Per tutti noi è stata l’incarnazione dell’esistenzialismo. Vestita di nero, alta, magra, seducente, ha attraversato la storia francese con una dignità invidiabile. Citare le personalità che ha incontrato e frequentato è un’impresa.

MERLEAU-PONTY, Jean-Paul Sartre e Simon De Beauvoir sono affascinati dalla ragazzina curiosa, Jean-Pierre Wimille, pilota di auto da corsa è il suo primo amor fou (muore in un incidente sul circuito di Palermo in Argentina), ecco Miles Davis, lui ha 23 anni, lei 22, una passione travolgente che segna, soprattutto lui, poi Philippe Lemaire attore seducente, padre della sua unica figlia, Laurence-Marie, il produttore Darryl Zanuck la vuole sedurre, la fotografa finlandese Irmeli Jung la adora, Michel Piccoli la sposa in seconde nozze, seguito da Gèrard Jouannest, pianista e compositore con Jacque Brel, la accompagna e la sposa, per lei terza volta.
È il 1927 quando Juliette nasce il 7 febbraio a Montpellier.

Vive con la mamma: il padre commissario di polizia le ha abbandonate. E con la sorella Charlotte, insieme vivono in termini decisamente anticonformisti, sino a quando le figlie vengono affidate al nonno, a Parigi, architetto, anche lui di sinistra. Quando scoppia la guerra, il nonno è morto, sfollano tutte in Dordogna. La mamma, che fa parte della resistenza, viene arrestata. Insieme a lei Charlotte, più grandicella: vengono inviate in campo di concentramento. Anche Juliette viene arrestata, ma avendo solo sedici anni, dopo tre settimane la rilasciano.

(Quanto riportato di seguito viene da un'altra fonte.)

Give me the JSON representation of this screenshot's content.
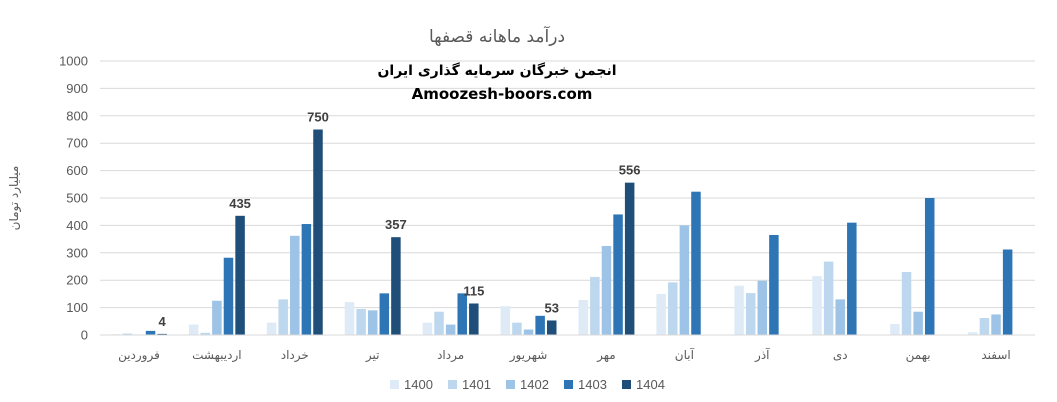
{
  "chart_data": {
    "type": "bar",
    "title": "درآمد ماهانه قصفها",
    "subtitle_1": "انجمن خبرگان سرمایه گذاری ایران",
    "subtitle_2": "Amoozesh-boors.com",
    "ylabel": "میلیارد تومان",
    "xlabel": "",
    "ylim": [
      0,
      1000
    ],
    "yticks": [
      0,
      100,
      200,
      300,
      400,
      500,
      600,
      700,
      800,
      900,
      1000
    ],
    "grid": true,
    "legend_position": "bottom",
    "categories": [
      "فروردین",
      "اردیبهشت",
      "خرداد",
      "تیر",
      "مرداد",
      "شهریور",
      "مهر",
      "آبان",
      "آذر",
      "دی",
      "بهمن",
      "اسفند"
    ],
    "series": [
      {
        "name": "1400",
        "color": "#deebf7",
        "values": [
          3,
          38,
          45,
          120,
          45,
          105,
          128,
          150,
          180,
          215,
          40,
          10
        ]
      },
      {
        "name": "1401",
        "color": "#bdd7ee",
        "values": [
          5,
          8,
          130,
          95,
          85,
          45,
          212,
          192,
          153,
          268,
          230,
          62
        ]
      },
      {
        "name": "1402",
        "color": "#9dc3e6",
        "values": [
          2,
          125,
          362,
          90,
          38,
          20,
          325,
          400,
          198,
          130,
          85,
          75
        ]
      },
      {
        "name": "1403",
        "color": "#2e75b6",
        "values": [
          15,
          282,
          405,
          152,
          152,
          70,
          440,
          523,
          365,
          410,
          500,
          312
        ]
      },
      {
        "name": "1404",
        "color": "#1f4e79",
        "values": [
          4,
          435,
          750,
          357,
          115,
          53,
          556,
          null,
          null,
          null,
          null,
          null
        ]
      }
    ],
    "data_labels": [
      {
        "series": "1404",
        "category": "فروردین",
        "text": "4"
      },
      {
        "series": "1404",
        "category": "اردیبهشت",
        "text": "435"
      },
      {
        "series": "1404",
        "category": "خرداد",
        "text": "750"
      },
      {
        "series": "1404",
        "category": "تیر",
        "text": "357"
      },
      {
        "series": "1404",
        "category": "مرداد",
        "text": "115"
      },
      {
        "series": "1404",
        "category": "شهریور",
        "text": "53"
      },
      {
        "series": "1404",
        "category": "مهر",
        "text": "556"
      }
    ]
  }
}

SI RITROVA così a Parigi, a Saint-Germain des Prés, canta e vuole diventare attrice, iniziando una vita da bohème con qualche sporadica scrittura. Rientrano Charlotte e mamma che però pensa solo a Antoinette, la sua amante. Juliette comprende che le tocca far da sola, anche perché mamma parte per l’Indocina e addio. Così incontra Jean-Paul Sartre e Simone De Beauvoir, Albert Camus e molti altri tra cui Michel de Ré che le offre un ruolo in una pièce teatrale (Victor di Roger Vitrac) in cui deve interpretare una donna di trenta anni. Juliette non ne ha ancora venti.

OSTINATA si adatta a fare diversi lavori, ma intende mantenere la sua dignità. Nel 1949, Charlotte si è nel frattempo sposata e la madre ha tagliato i ponti economici. Marc Doelnitz intende riaprire Le Boeuf uno storico locale di cabaret e sostenuto da Sartre, Cocteau e Anne-Marie Cazalis la convince a cantare. Già, ma cosa? Sartre le sottopone molte poesie, lei sceglie Si tu t’imagines, di Raymond Queneau, e L’Eternel féminin, di Jules Laforgue. Sartre le presenta anche il suo amico compositore Joseph Kosma. Cinque giorni dopo debutta davanti a Sartre, Beauvoir, Cocteau, Camus, Marlon Brando. Dopo aggiunge anche in repertorio Les Feuilles mortes, di Prévert (musica di Kosma).

Il resto è storia, ma anche leggenda, perché Juliette ha attraversato decenni e paesi con la stessa agilità intellettuale e la stessa straordinaria presenza acquisita in quei primi anni del dopoguerra. Caetano Veloso si chiedeva cosa fosse un esistenzialista e un amico gli rispose: un filosofo parigino che fa tutto, ma assolutamente tutto quel che vuole. Anche al cinema dove recita per Jean-Pierre Melville (Labbra proibite), Jean Renoir (Eliana e gli uomini), oltreoceano con John Huston (Le radici del cielo). E nel celebre sceneggiato televisivo degli anni Sessanta Belfagor ovvero Il fantasma del Louvre.

SAREBBE troppo citare l’infinità di concerti e di canzoni che Juliette ha portato in trionfo ovunque nel mondo. Vogliamo citare solo un album, del 2013, quindi già in età matura, dedicato al grande amico Jacques Brel, dodici titoli del poeta musicista che «ho capito perché amavo tanto, a causa di questa visione senza sdolcinature».
Ora se ne andranno di nuovo a filosofeggiare, a cantare, a scrivere, a divertirsi, perché quel che conta è fare tutto, assolutamente tutto quel che uno vuole.